Le progrès technique a procuré des gains de productivité qui ont été multipliés par deux de 1820 à 1960 et par cinq de 1960 à 2015 (pp74-75). Ce qui signifie que pour la même production, on a besoin de cinq fois moins de main-d’œuvre qu’il y a cinquante ans !  Or le PIB (l’indicateur de croissance) a été multiplié par 4,6 depuis 1960 (source INSEE) : on a donc besoin de moins de main d’œuvre aujourd’hui qu’à l’époque ! Pendant ce temps la population active (occupés et chômeurs) est passée de 19 à 29 millions environ. On devrait donc mécaniquement retrouver aujourd’hui plus de 10 millions de chômeurs car en 1960 le chômage était quasiment inexistant !

C’est la baisse effective de la durée du travail au cours de ces cinquante dernières années qui a limité en partie le nombre de chômeurs car le nombre d’heures travaillées est bien resté le même ! Sait-on qu’aux US la durée hebdomadaire du travail est désormais de 33,7 heures par semaine, qu’en Allemagne elle est de 30,3 heures et à peine 30 heures aux Pays-Bas (pp82 à 85) ! Car il ne faut pas comparer, comme c’est le cas dans la plupart des statistiques affichées, la durée du travail des emplois à temps complet mais la moyenne de la durée du travail de tous les emplois y compris à temps partiel.  L’Allemagne a créé 4 millions d’emplois entre 1994 et 2014 sans augmenter d’une seule heure le nombre d’heures totales travaillées.

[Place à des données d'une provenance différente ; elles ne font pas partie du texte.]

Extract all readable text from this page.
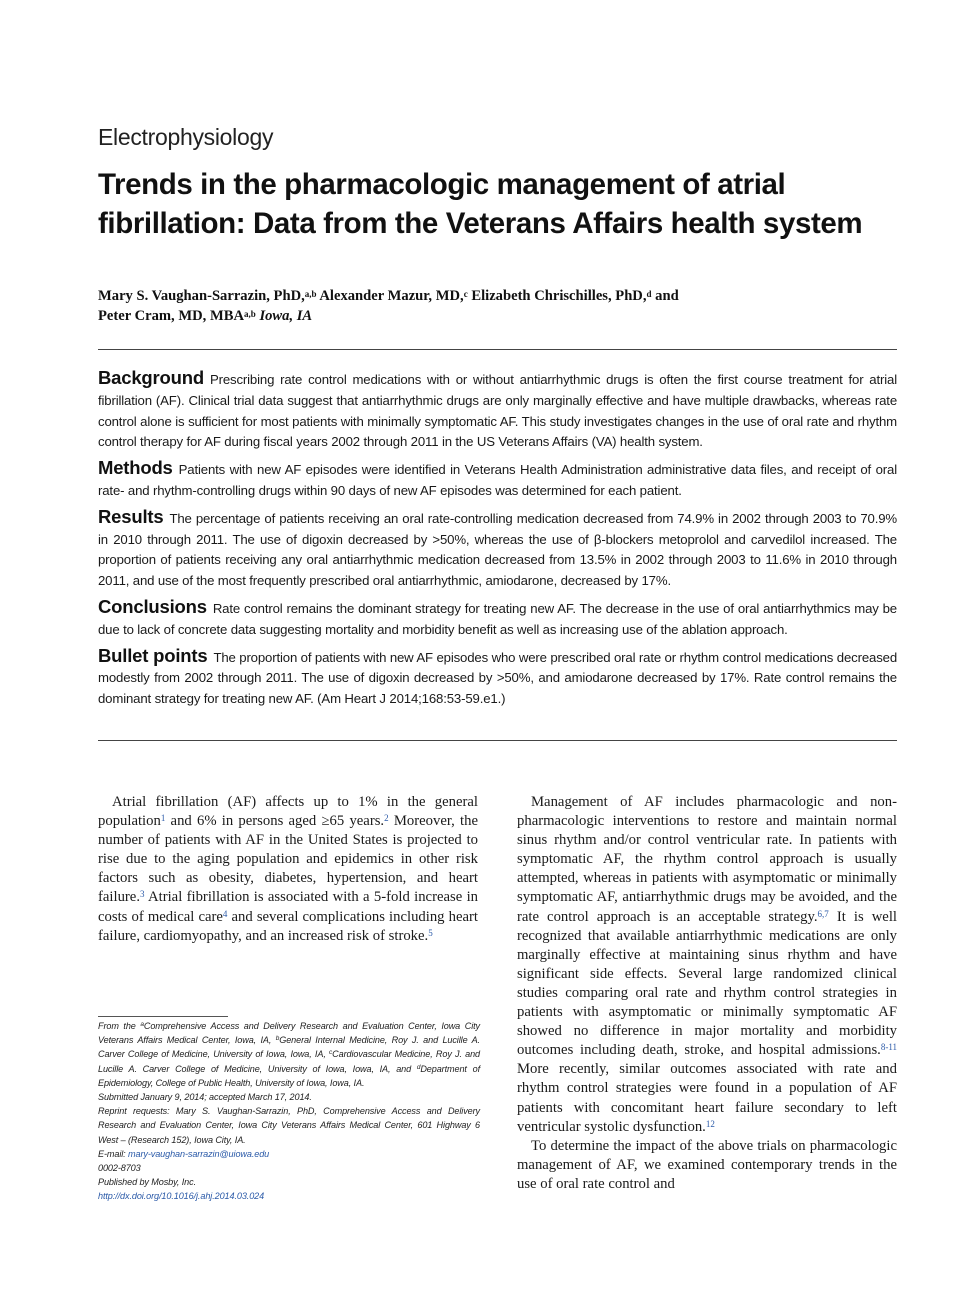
Electrophysiology
Trends in the pharmacologic management of atrial fibrillation: Data from the Veterans Affairs health system
Mary S. Vaughan-Sarrazin, PhD,$^{a,b}$ Alexander Mazur, MD,$^c$ Elizabeth Chrischilles, PhD,$^d$ and
Peter Cram, MD, MBA$^{a,b}$ Iowa, IA

Background Prescribing rate control medications with or without antiarrhythmic drugs is often the first course treatment for atrial fibrillation (AF). Clinical trial data suggest that antiarrhythmic drugs are only marginally effective and have multiple drawbacks, whereas rate control alone is sufficient for most patients with minimally symptomatic AF. This study investigates changes in the use of oral rate and rhythm control therapy for AF during fiscal years 2002 through 2011 in the US Veterans Affairs (VA) health system.

Methods Patients with new AF episodes were identified in Veterans Health Administration administrative data files, and receipt of oral rate- and rhythm-controlling drugs within 90 days of new AF episodes was determined for each patient.

Results The percentage of patients receiving an oral rate-controlling medication decreased from 74.9% in 2002 through 2003 to 70.9% in 2010 through 2011. The use of digoxin decreased by >50%, whereas the use of β-blockers metoprolol and carvedilol increased. The proportion of patients receiving any oral antiarrhythmic medication decreased from 13.5% in 2002 through 2003 to 11.6% in 2010 through 2011, and use of the most frequently prescribed oral antiarrhythmic, amiodarone, decreased by 17%.

Conclusions Rate control remains the dominant strategy for treating new AF. The decrease in the use of oral antiarrhythmics may be due to lack of concrete data suggesting mortality and morbidity benefit as well as increasing use of the ablation approach.

Bullet points The proportion of patients with new AF episodes who were prescribed oral rate or rhythm control medications decreased modestly from 2002 through 2011. The use of digoxin decreased by >50%, and amiodarone decreased by 17%. Rate control remains the dominant strategy for treating new AF. (Am Heart J 2014;168:53-59.e1.)

Atrial fibrillation (AF) affects up to 1% in the general population$^1$ and 6% in persons aged ≥65 years.$^2$ Moreover, the number of patients with AF in the United States is projected to rise due to the aging population and epidemics in other risk factors such as obesity, diabetes, hypertension, and heart failure.$^3$ Atrial fibrillation is associated with a 5-fold increase in costs of medical care$^4$ and several complications including heart failure, cardiomyopathy, and an increased risk of stroke.$^5$

From the $^a$Comprehensive Access and Delivery Research and Evaluation Center, Iowa City Veterans Affairs Medical Center, Iowa, IA, $^b$General Internal Medicine, Roy J. and Lucille A. Carver College of Medicine, University of Iowa, Iowa, IA, $^c$Cardiovascular Medicine, Roy J. and Lucille A. Carver College of Medicine, University of Iowa, Iowa, IA, and $^d$Department of Epidemiology, College of Public Health, University of Iowa, Iowa, IA.
Submitted January 9, 2014; accepted March 17, 2014.
Reprint requests: Mary S. Vaughan-Sarrazin, PhD, Comprehensive Access and Delivery Research and Evaluation Center, Iowa City Veterans Affairs Medical Center, 601 Highway 6 West – (Research 152), Iowa City, IA.
E-mail: mary-vaughan-sarrazin@uiowa.edu
0002-8703
Published by Mosby, Inc.
http://dx.doi.org/10.1016/j.ahj.2014.03.024

Management of AF includes pharmacologic and non-pharmacologic interventions to restore and maintain normal sinus rhythm and/or control ventricular rate. In patients with symptomatic AF, the rhythm control approach is usually attempted, whereas in patients with asymptomatic or minimally symptomatic AF, antiarrhythmic drugs may be avoided, and the rate control approach is an acceptable strategy.$^{6,7}$ It is well recognized that available antiarrhythmic medications are only marginally effective at maintaining sinus rhythm and have significant side effects. Several large randomized clinical studies comparing oral rate and rhythm control strategies in patients with asymptomatic or minimally symptomatic AF showed no difference in major mortality and morbidity outcomes including death, stroke, and hospital admissions.$^{8-11}$ More recently, similar outcomes associated with rate and rhythm control strategies were found in a population of AF patients with concomitant heart failure secondary to left ventricular systolic dysfunction.$^{12}$

To determine the impact of the above trials on pharmacologic management of AF, we examined contemporary trends in the use of oral rate control and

Le temps partiel y représente 27% de l’emploi total contre 18 % en France. C’est pour cette unique raison que le taux de chômage est plus faible qu’en France que dans ces trois pays[1].

La véritable question n’est donc pas de réduire le temps de travail car c’est la seule solution. Elle est de savoir si cette réduction doit être subie (je voudrai un emploi à plein temps mais je suis obligé d’accepter un emploi à temps partiel, ce qui est le cas de la grande majorité des personnes travaillant à temps partiel) ou voulue (partage organisé du temps de travail grâce à la généralisation de la semaine à 32 heures permettant à chacun de trouver un emploi à temps plein).

Le problème est désormais crucial car la numérisation et la robotisation des économies vont encore faire disparaitre des centaines de milliers d’emplois dans les années à venir.

Or la mise en œuvre de la semaine de 4 jours et quasiment sans baisse de salaires peut se faire sans surcoût car globalement les emplois nouveaux sont financés par la baisse des cotisations sociales et les impôts supplémentaires permis par les hausses d’emplois (cf Patrick Artus 1993 ou le rapport Romagnan Assemblée Nationale déc 2014).  Toutes les expériences menées dans le cadre des lois ROBIEN ou des premières lois AUBRY à la fin des années 90 ont été concluantes : Mamie Nova, La Macif, Yprema, les brioches Pasquier,…

Tous les acteurs politiques sont persuadés que c’est la seule solution pour en finir avec le chômage (pp238-239) :

  • Jacques Chirac en 1995 : « pourquoi ce qui se fait chez Pasquier ne se fait pas ailleurs ? » ;
  • Gérard Larcher, actuel président du Sénat , déposait en 1993 un amendement pour expérimenter les 32 heures ;
  • Jacques Barrot, ministre du travail en 1997 : « Larrouturou a raison : on peut créer 2 millions d’emplois en passant à 4 jours » ;
  • Le rapport Boissonnat en 1995 : « il faut baisser la durée du travail de 20 à 25% d’ici 20 ans » ;
  • -…

Alors que diable, un peu de courage politique.

Avec un peu de bon sens, bon sang !

FEMERAC

 

 

[1] Il y a en réalité une autre raison : c’est le taux d’activité : beaucoup de personnes renonce à rechercher un emploi et sortent des statistiques. On a déjà montré (cf 10ème chronique juin 2015) que le taux de chômage était un indicateur tout à fait inapproprié.